Bema finances work at Monument Bay

Junior Bema Gold (BGO-T) has closed a brokered private placement of flow-through shares with Canaccord Capital and Haywood Securities with an eye toward resuming drilling at the high-grade Monument Bay property in northeastern Manitoba.

The private placement consisted of 1.9 million flow-through shares priced at 65 apiece plus another 416,666 flow-through shares at 66 each for gross proceeds of $1.5 million.

Earlier this year, Wolfden Resources (YMO-V) granted Bema an option to earn up to a 70% interest in Monument Bay. To earn an initial 51% stake, Bema must spend $3 million by the end of 2005 and make annual payments of $50,000. Bema can boost its stake by 19% for another $3 million in expenditures plus $150,000 in cash.

Bema can recoup 35% of the money spent on exploration (to a maximum of $400,000 annually) in northeastern Manitoba via the provincial government’s Mineral Exploration Assistance Program.

The deal with Bema came on the heels of news that the Canadian exploration arm of Newmont Mining (NEM-N) cancelled a back-in right at Monument Bay. The back-in right was inherited via Newmont’s takeover of Battle Mountain Gold.

In return for the cancellation, Newmont Canada will be paid $500,000 if a feasibility study is tabled, and another $500,000 if commercial production follows. It retains a small (unspecified) net smelter return royalty. Wolfden can earn a 100% interest in the project by spending $3 million on exploration over six years.

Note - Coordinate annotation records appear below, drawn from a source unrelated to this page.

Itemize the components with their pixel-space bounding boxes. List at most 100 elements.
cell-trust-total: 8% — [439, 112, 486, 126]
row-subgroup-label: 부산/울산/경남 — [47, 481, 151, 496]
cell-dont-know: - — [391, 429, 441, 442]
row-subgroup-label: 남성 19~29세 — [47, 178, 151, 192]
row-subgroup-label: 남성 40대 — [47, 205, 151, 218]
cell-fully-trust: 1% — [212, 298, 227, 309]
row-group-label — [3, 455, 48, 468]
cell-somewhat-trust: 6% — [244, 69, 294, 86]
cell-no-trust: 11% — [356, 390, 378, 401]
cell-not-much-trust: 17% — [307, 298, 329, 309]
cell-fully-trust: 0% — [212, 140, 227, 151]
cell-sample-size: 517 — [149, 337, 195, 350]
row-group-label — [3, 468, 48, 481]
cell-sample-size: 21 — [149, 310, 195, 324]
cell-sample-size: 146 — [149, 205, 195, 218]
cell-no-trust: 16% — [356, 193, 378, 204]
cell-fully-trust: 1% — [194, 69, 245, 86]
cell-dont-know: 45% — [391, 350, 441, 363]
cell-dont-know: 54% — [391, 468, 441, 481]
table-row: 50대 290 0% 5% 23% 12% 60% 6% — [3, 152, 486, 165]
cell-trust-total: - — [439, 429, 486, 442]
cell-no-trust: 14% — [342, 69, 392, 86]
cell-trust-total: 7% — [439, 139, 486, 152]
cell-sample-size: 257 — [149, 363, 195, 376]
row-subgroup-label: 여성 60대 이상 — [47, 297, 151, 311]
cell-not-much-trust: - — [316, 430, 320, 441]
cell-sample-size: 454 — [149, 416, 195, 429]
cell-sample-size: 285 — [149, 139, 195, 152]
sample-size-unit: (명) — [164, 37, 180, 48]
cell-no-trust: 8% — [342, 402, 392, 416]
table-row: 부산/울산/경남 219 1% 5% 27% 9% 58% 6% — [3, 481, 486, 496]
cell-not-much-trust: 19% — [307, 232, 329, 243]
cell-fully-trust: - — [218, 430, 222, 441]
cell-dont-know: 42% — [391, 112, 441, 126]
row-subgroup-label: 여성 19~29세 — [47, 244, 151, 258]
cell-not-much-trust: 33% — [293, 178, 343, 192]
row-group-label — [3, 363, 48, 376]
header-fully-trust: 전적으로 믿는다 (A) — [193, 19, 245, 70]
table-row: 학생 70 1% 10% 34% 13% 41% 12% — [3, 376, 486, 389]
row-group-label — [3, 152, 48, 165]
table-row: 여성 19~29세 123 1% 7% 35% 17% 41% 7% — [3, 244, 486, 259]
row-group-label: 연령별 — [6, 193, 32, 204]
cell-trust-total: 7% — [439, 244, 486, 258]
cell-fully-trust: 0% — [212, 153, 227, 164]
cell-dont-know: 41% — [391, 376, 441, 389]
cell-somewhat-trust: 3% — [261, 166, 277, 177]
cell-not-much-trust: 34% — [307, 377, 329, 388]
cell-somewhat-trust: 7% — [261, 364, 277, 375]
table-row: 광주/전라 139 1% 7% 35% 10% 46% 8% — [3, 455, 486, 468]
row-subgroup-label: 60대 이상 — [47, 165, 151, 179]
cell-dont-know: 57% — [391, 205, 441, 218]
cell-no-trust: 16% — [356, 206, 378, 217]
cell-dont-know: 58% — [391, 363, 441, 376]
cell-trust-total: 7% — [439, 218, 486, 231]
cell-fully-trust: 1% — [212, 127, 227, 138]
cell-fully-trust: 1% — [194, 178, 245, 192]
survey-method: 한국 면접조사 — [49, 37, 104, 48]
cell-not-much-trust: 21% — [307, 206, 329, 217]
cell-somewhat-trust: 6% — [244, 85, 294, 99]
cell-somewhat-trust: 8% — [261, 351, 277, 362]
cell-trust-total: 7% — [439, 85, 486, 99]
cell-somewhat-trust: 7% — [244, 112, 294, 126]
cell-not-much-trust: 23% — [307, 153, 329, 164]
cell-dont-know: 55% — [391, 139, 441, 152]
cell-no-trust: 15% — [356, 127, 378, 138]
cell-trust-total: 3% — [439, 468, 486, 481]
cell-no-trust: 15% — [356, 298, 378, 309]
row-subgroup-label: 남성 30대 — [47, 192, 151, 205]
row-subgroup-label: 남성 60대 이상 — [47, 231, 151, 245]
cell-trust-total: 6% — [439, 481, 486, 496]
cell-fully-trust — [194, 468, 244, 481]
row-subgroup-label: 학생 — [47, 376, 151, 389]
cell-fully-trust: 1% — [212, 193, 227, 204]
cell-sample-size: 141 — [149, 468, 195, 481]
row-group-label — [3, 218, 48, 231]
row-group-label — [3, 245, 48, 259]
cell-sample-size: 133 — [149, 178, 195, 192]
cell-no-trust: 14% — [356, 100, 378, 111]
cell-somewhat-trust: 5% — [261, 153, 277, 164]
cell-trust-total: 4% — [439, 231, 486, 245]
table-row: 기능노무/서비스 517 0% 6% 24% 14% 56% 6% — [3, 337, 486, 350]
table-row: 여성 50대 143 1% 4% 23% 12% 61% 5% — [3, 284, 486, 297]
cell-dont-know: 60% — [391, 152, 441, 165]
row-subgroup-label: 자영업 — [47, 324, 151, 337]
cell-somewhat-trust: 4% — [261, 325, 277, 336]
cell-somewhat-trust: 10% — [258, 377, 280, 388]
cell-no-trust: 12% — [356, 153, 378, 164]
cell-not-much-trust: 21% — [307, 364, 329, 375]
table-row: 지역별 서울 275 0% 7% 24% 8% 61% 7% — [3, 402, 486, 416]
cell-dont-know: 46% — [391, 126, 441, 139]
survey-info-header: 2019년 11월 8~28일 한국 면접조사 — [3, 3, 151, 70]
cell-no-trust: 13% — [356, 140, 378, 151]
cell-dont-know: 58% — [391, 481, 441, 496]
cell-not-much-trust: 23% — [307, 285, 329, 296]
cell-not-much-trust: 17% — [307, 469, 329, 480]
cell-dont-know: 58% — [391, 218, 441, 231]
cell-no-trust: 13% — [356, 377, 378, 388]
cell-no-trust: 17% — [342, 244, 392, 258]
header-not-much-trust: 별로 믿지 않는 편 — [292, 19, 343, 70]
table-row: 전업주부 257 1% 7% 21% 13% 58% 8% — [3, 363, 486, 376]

High-grade gold mineralization at the 67-sq.-km property is hosted by the Stull Lake greenstone belt. Gold is associated with narrow quartz veins and silicified zones in the 30-km-long Twin Lakes-Monument Bay deformation zone. The property is underlain by a sequence of overturned volcanic and sedimentary rocks.

Noranda (NRD-T), a past owner and the only other company besides Wolfden to sink holes on the property, outlined four zones of mineralization. Results from both companies varied but ran as high as 107 grams per tonne over a few metres.

Most of the widely spaced holes tested three zones along a 3.5-km-long section of the deformation zone; the rest of the area is untested. The higher-grade intersections appear to form continuous ore shoots within the three individual zones. The shoots remain open in several directions. There has been very little drilling between the zones.

Bema plans to drill 3,500 metres on Twin Lakes, the most continuous of the zones. The objective is to extend the high-grade ore shoots.